1. The problem statement, all variables and given/known data

Source: Fluid Mechanics 2nd ed. - P. Kundu, I. Cohen.pdf

I am trying to understand the force balance, specifically the force due to gravity. Why is the (1/2) present?

2. Relevant equations

(1/2) * ρ * g * dx * dz

3. The attempt at a solution

I tried my own force balance and I agree with the book except for the gravity term:

ƩF in vertical = 0 = +p2dx - Fgravity - p1ds*cos(θ)
Fgravity = m*a = m*g = ρ*V*g
m=V*ρ
ƩF in vertical = 0 = +p2dx - ρ*V*g - p1ds*cos(θ)

2. Jul 5, 2012

### swmmr1928

Oh I have received an email regarding the thread I started in the general physics section.

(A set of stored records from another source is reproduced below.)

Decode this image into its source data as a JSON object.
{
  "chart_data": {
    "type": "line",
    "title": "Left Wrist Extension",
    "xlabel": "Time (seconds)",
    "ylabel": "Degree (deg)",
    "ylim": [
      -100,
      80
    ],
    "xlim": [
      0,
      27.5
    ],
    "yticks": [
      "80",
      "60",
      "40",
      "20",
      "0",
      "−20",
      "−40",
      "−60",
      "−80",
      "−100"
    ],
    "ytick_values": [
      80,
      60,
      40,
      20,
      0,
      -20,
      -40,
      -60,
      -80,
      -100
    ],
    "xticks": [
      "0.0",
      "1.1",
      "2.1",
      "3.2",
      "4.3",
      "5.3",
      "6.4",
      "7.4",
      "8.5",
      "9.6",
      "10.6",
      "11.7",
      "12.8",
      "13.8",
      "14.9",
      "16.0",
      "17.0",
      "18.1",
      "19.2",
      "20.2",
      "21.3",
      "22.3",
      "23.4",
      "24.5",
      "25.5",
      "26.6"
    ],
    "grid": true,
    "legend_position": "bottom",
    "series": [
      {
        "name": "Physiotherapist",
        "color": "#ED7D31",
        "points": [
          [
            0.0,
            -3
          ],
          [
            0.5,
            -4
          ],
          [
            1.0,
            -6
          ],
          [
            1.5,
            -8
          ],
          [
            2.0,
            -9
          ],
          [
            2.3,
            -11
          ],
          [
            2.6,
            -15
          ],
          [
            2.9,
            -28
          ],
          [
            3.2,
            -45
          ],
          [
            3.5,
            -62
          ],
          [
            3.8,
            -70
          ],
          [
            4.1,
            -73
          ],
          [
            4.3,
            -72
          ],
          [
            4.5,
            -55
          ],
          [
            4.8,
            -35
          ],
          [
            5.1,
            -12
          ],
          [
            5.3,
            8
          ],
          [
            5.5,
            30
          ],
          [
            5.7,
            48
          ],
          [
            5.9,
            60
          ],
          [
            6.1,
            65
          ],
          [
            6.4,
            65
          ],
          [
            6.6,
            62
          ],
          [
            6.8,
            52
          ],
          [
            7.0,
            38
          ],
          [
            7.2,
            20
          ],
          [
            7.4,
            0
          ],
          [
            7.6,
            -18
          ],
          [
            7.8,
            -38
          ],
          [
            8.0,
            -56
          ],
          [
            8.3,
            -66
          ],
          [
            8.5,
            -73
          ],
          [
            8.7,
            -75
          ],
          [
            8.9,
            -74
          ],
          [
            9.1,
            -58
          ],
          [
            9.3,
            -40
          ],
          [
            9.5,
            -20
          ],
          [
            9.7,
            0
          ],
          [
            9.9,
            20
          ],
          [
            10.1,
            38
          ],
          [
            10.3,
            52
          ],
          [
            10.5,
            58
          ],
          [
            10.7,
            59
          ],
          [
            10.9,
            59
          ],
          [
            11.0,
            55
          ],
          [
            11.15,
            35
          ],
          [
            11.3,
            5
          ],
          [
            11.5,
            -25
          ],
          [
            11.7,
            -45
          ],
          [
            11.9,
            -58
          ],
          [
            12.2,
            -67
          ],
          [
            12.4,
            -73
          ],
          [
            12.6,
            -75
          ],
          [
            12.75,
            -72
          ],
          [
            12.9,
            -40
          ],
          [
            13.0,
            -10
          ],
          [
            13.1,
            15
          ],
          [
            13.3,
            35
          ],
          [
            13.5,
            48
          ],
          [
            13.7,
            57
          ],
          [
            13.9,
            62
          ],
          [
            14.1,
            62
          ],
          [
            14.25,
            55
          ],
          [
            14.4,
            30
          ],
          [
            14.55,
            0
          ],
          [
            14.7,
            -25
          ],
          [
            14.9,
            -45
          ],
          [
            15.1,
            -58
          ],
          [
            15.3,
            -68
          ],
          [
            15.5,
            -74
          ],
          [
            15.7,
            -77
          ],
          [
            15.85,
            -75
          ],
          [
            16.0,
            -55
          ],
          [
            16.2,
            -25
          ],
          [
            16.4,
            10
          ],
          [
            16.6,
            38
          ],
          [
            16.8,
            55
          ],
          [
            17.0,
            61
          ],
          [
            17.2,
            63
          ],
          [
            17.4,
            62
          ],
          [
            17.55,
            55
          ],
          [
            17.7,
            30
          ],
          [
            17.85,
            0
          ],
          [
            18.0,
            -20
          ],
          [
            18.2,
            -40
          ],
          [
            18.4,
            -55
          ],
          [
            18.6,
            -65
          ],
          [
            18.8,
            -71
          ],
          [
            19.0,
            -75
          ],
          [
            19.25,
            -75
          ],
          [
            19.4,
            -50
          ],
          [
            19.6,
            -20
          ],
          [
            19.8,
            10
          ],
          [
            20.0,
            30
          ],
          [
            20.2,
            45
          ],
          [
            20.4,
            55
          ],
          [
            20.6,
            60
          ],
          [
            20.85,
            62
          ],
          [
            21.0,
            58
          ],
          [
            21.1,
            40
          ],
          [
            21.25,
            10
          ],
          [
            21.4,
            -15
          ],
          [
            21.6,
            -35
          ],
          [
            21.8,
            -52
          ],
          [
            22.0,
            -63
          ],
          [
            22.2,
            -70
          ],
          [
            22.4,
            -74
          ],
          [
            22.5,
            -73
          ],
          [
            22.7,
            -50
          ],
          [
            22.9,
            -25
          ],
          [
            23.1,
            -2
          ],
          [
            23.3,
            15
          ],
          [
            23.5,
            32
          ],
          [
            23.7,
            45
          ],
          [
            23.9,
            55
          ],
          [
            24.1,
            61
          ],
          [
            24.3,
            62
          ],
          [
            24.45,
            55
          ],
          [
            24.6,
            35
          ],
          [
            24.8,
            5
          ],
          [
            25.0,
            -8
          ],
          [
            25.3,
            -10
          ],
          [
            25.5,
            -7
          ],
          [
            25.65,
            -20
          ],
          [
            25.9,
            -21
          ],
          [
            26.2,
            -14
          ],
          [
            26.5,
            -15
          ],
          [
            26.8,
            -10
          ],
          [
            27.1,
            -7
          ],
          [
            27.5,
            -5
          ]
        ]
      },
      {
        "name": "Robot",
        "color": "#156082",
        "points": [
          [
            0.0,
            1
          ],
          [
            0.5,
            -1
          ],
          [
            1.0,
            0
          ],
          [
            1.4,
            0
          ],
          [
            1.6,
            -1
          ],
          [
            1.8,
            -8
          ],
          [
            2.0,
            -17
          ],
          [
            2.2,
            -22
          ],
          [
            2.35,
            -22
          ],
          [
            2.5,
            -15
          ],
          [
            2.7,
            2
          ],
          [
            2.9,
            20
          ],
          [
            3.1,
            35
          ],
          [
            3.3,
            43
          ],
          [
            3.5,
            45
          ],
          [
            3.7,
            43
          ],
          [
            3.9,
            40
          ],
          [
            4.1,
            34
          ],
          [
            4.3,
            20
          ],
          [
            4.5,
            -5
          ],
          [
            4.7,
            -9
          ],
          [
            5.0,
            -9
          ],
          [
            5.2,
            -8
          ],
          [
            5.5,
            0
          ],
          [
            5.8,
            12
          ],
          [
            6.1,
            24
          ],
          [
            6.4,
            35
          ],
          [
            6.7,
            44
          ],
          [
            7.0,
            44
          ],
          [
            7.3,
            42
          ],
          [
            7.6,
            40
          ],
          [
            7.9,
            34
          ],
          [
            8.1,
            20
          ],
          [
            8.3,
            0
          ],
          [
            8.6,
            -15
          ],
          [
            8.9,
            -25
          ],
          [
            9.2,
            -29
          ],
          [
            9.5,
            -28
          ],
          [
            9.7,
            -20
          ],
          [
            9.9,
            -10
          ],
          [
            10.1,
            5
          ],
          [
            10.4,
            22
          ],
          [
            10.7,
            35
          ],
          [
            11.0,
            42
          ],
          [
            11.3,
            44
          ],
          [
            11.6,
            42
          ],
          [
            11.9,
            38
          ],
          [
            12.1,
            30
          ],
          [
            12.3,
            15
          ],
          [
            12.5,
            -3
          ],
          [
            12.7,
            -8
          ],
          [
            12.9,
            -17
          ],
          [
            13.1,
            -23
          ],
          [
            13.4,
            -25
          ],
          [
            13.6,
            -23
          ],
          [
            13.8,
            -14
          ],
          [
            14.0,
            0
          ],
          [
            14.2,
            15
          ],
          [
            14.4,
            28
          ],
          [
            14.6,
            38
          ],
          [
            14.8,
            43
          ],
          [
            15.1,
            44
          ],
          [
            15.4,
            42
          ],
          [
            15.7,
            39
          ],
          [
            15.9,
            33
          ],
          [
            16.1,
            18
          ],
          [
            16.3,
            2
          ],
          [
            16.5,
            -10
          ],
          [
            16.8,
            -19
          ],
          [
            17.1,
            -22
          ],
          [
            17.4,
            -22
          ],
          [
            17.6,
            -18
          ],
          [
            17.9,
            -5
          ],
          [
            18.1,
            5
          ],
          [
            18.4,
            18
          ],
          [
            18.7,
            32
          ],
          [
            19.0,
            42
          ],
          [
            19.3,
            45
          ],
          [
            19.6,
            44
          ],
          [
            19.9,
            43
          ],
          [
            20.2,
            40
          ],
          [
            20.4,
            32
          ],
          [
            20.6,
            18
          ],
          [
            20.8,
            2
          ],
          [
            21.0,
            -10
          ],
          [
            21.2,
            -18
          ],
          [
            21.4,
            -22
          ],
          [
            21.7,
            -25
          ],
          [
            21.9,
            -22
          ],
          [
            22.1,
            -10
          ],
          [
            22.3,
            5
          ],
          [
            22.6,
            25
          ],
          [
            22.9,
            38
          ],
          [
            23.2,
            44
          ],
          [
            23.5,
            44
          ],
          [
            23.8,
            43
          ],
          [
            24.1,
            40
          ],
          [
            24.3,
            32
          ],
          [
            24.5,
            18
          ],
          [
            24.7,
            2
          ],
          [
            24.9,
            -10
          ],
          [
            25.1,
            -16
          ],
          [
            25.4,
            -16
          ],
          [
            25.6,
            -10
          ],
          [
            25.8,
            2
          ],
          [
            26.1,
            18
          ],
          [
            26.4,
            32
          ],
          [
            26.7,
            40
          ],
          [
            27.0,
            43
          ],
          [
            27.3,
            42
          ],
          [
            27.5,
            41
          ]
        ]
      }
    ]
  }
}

Another user replied:

"m=ρ*A*d <=> (since d=1, for its of unit thickness)
m=ρ*(dxdz/2) = 1/2 ρ dx dz (since A is that of a triangle) and hence
F= -1/2 ρ dx dz g"

So is this correct: ?
V = s*A
A=1/2*x*y
V=1/2*x*y*s
s=1
V=1/2*x*y

How are you able to suddenly invoke differential length?

3. Jul 5, 2012

### Staff: Mentor

It's a triangle, so its volume is 1/2 that of a rectangular element. Area = 1/2dxdz.

4. Jul 6, 2012

### swmmr1928

How are you able to suddenly invoke differential length?

5. Jul 6, 2012

### Staff: Mentor

What's sudden about it? The infinitesimal fluid element in your diagram has a triangular cross section with sides dx & dz.